Learn more about ways to prevent cancer and about cancer screenings.

Diagnosis & Stages

Diagnosis of Testicular Cancer

Doctors use these tests to diagnose testicular cancer:

  • Tissue sampling: The health care provider removes cells or tissues so they can be viewed under a microscope to check for signs of cancer.
  • Ultrasound: This procedure uses high-energy sound waves to create a picture of testicular tissue.
  • Physical exam and history: A health care provider examines your body for signs of disease. Your personal health habits, past illnesses, and symptoms help guide the exam.
  • Laboratory tests: By testing blood, your health care team can check for an increase in certain substances that cells produce when testicular cancer is present.

Stages of Testicular Cancer

Cancer stages show whether cancer has spread within or around the testicles or to other parts of the body. Cancer spreads in the body in three ways: through tissue, the lymph system, or the blood.

These are the stages used for testicular cancer:

  • Stage 0: This stage may be called testicular intraepithelial neoplasia.
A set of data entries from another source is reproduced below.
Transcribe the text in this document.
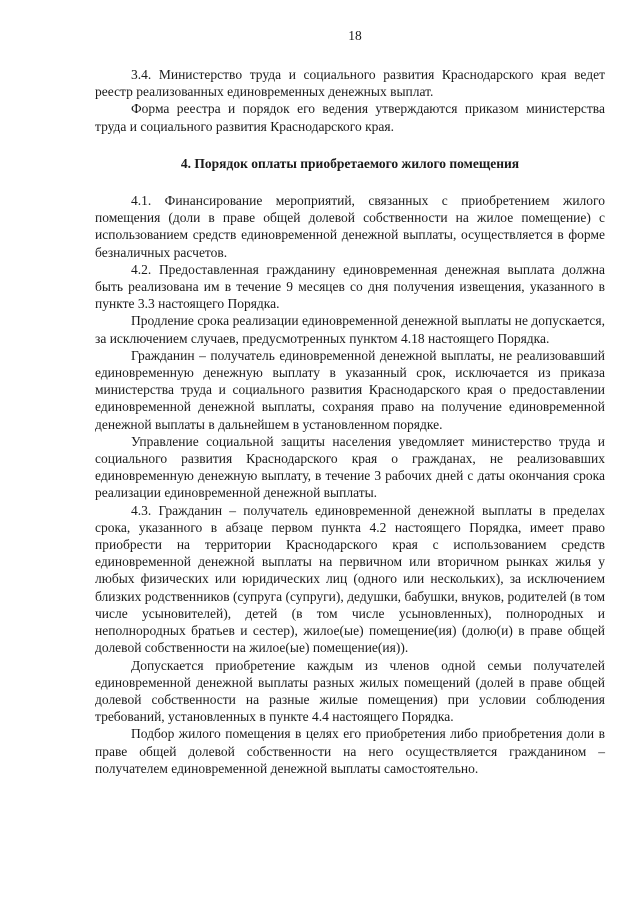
18

3.4. Министерство труда и социального развития Краснодарского края ведет реестр реализованных единовременных денежных выплат.

Форма реестра и порядок его ведения утверждаются приказом министерства труда и социального развития Краснодарского края.

4. Порядок оплаты приобретаемого жилого помещения

4.1. Финансирование мероприятий, связанных с приобретением жилого помещения (доли в праве общей долевой собственности на жилое помещение) с использованием средств единовременной денежной выплаты, осуществляется в форме безналичных расчетов.

4.2. Предоставленная гражданину единовременная денежная выплата должна быть реализована им в течение 9 месяцев со дня получения извещения, указанного в пункте 3.3 настоящего Порядка.

Продление срока реализации единовременной денежной выплаты не допускается, за исключением случаев, предусмотренных пунктом 4.18 настоящего Порядка.

Гражданин – получатель единовременной денежной выплаты, не реализовавший единовременную денежную выплату в указанный срок, исключается из приказа министерства труда и социального развития Краснодарского края о предоставлении единовременной денежной выплаты, сохраняя право на получение единовременной денежной выплаты в дальнейшем в установленном порядке.

Управление социальной защиты населения уведомляет министерство труда и социального развития Краснодарского края о гражданах, не реализовавших единовременную денежную выплату, в течение 3 рабочих дней с даты окончания срока реализации единовременной денежной выплаты.

4.3. Гражданин – получатель единовременной денежной выплаты в пределах срока, указанного в абзаце первом пункта 4.2 настоящего Порядка, имеет право приобрести на территории Краснодарского края с использованием средств единовременной денежной выплаты на первичном или вторичном рынках жилья у любых физических или юридических лиц (одного или нескольких), за исключением близких родственников (супруга (супруги), дедушки, бабушки, внуков, родителей (в том числе усыновителей), детей (в том числе усыновленных), полнородных и неполнородных братьев и сестер), жилое(ые) помещение(ия) (долю(и) в праве общей долевой собственности на жилое(ые) помещение(ия)).

Допускается приобретение каждым из членов одной семьи получателей единовременной денежной выплаты разных жилых помещений (долей в праве общей долевой собственности на разные жилые помещения) при условии соблюдения требований, установленных в пункте 4.4 настоящего Порядка.

Подбор жилого помещения в целях его приобретения либо приобретения доли в праве общей долевой собственности на него осуществляется гражданином – получателем единовременной денежной выплаты самостоятельно.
Tests found abnormal cells in the tiny tubules where sperm cells develop in the testicles.
  • Stage I (IA, IB & IS)
  • Stage II (IIA, IIB & IIC)
  • Stage III

When cancer spreads from where it started to another part of the body, it is called metastasis. These metastatic cancer cells are the same type of cancer as the primary tumor. For example, if testicular cancer spreads to the bone, the cancer cells in the bone are actually testicular cancer cells. The disease is metastatic testicular cancer, not bone cancer.